Today I dressed for upper 30s, no wind, sun or rain. I had on tights, my 2007 NYC ING Marathon wick-away shirt, another warm, but wicking layer on top and a hat. I walked out the door and, as I approached the elevator, changed my mind and went back into my apartment.
I didn't run.
This is rare for me but I'm not beating myself up about it. I'm not starving myself in punishment. I'm not planning to add more miles to tomorrow's run to make up for it. Sometimes, I decide not to do what I said I was going to do. But usually, if I say I'm going running, come rain, sleet or snow, I'll be out there.

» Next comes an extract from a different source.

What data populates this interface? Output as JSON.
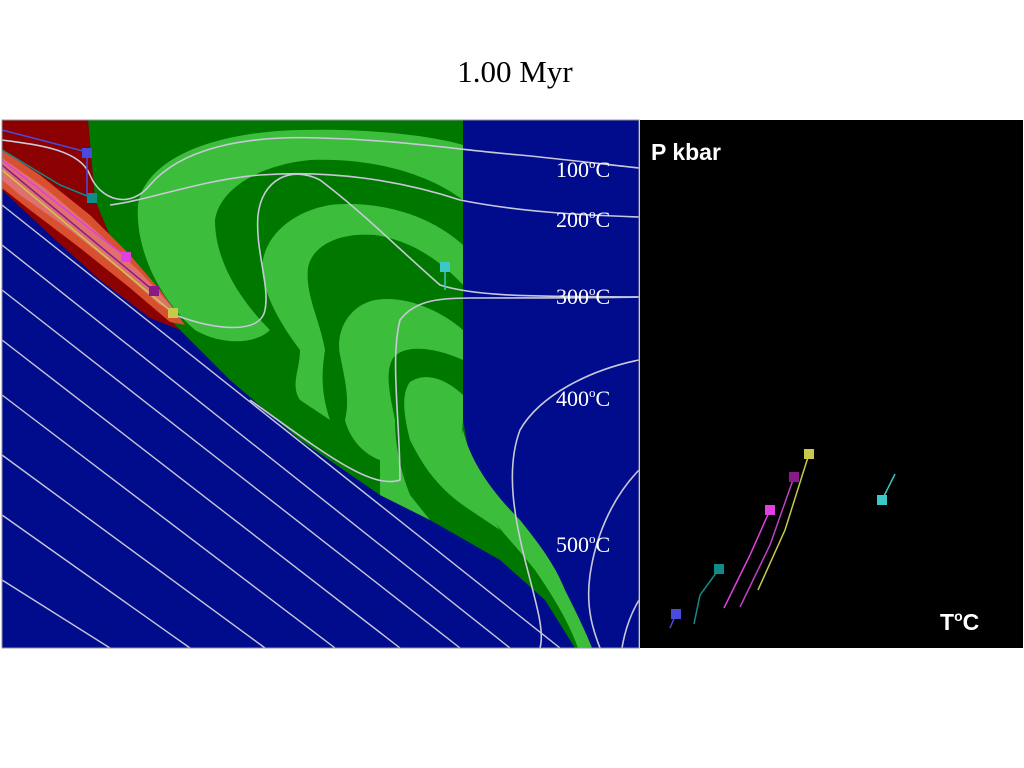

Lately, I've been asked a lot what "drives" me to run. I don't think of myself as driven, in a good or bad way. I don't have a wondrous words of inspiration. All I can say is that, most of the time, the thing that gets me out the door is the fact that I promised myself earlier in the day or the evening before that I would go for a run. And if I can't keep a promise to myself, what does that say about promises I make to others?

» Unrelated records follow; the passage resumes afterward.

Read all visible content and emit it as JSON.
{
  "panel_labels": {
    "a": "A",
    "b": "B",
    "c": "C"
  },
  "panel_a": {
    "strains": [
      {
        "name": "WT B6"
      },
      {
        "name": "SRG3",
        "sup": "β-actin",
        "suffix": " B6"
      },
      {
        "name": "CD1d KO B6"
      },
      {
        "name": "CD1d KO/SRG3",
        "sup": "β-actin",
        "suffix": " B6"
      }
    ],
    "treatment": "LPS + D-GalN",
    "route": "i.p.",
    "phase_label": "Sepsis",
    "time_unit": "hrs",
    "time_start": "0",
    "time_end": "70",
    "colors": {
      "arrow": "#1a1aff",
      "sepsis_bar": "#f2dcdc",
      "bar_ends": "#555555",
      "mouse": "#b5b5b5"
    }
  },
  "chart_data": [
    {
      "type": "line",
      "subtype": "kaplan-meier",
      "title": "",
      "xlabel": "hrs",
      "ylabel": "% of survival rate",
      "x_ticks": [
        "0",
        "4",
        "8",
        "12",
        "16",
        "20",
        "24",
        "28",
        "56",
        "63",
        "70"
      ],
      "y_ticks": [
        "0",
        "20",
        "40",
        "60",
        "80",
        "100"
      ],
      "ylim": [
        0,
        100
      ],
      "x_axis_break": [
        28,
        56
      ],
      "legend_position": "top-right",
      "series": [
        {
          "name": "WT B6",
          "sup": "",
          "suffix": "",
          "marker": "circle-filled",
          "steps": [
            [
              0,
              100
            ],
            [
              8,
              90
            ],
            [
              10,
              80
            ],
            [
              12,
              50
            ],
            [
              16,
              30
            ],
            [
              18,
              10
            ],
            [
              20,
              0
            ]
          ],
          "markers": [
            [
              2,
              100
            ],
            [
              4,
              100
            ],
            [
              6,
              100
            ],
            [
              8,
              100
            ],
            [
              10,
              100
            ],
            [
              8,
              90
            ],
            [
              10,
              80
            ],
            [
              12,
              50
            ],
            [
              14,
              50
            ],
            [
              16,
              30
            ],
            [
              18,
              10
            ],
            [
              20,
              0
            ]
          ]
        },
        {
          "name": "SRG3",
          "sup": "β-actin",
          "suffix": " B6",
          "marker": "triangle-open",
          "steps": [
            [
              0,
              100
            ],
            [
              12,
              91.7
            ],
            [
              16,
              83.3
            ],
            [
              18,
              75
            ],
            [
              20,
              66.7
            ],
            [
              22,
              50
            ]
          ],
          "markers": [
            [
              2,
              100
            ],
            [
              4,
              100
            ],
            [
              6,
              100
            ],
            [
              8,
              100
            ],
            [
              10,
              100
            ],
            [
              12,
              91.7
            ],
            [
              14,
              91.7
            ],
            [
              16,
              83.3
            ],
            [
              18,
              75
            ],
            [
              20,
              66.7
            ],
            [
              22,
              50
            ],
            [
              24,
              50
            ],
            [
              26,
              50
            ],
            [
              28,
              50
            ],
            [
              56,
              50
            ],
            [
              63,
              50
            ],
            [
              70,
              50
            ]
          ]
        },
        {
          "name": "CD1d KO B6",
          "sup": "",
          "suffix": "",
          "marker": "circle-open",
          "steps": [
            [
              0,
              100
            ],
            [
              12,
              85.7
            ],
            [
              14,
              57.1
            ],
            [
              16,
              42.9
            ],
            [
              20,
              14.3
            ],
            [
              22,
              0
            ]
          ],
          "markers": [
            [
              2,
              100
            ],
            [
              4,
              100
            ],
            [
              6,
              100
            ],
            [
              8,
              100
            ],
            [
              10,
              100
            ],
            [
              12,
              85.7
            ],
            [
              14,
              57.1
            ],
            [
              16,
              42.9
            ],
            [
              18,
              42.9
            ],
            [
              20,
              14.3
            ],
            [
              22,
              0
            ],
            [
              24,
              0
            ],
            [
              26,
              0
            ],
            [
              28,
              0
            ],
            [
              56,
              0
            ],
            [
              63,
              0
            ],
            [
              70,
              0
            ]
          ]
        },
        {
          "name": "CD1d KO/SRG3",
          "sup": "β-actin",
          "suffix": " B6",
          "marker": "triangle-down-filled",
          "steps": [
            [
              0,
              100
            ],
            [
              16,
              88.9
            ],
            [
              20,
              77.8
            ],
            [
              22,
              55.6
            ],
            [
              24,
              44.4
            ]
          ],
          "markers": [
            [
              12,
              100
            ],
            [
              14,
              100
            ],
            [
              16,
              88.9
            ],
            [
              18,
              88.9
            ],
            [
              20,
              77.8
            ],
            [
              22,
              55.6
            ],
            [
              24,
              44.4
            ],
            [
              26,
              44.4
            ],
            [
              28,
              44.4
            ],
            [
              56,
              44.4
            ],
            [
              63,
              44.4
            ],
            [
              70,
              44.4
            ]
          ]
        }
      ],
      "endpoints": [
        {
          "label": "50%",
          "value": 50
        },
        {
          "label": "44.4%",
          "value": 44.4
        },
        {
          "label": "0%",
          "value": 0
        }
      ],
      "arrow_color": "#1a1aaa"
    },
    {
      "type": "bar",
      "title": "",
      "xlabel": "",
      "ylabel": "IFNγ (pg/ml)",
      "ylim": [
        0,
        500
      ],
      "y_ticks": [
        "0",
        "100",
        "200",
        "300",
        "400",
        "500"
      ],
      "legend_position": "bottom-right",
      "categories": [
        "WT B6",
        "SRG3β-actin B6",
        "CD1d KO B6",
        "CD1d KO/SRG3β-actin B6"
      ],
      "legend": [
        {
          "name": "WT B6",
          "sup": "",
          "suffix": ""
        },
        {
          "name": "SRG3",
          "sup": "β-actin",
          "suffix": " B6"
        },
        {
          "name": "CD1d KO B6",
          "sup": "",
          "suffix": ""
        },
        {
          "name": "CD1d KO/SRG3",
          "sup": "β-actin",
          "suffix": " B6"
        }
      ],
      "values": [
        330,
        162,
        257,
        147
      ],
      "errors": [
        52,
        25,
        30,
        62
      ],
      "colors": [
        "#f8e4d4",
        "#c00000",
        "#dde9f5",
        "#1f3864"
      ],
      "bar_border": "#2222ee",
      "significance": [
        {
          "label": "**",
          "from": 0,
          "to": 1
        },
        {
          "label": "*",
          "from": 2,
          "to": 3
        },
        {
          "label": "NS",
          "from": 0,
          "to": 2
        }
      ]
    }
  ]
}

Knowing what to wear is about removing another layer of the excuses we make for not taking care of our bodies. Running, or not, is a choice. Neither is especially bad or good. But if you're fighting with that part of you that makes excuses, try making a very specific promise. Promise yourself that you will run x miles on a specific day at a specific point in the day (before work, at lunch, after work before you do anything else). And then keep that promise. It's that easy, even when it sounds hard.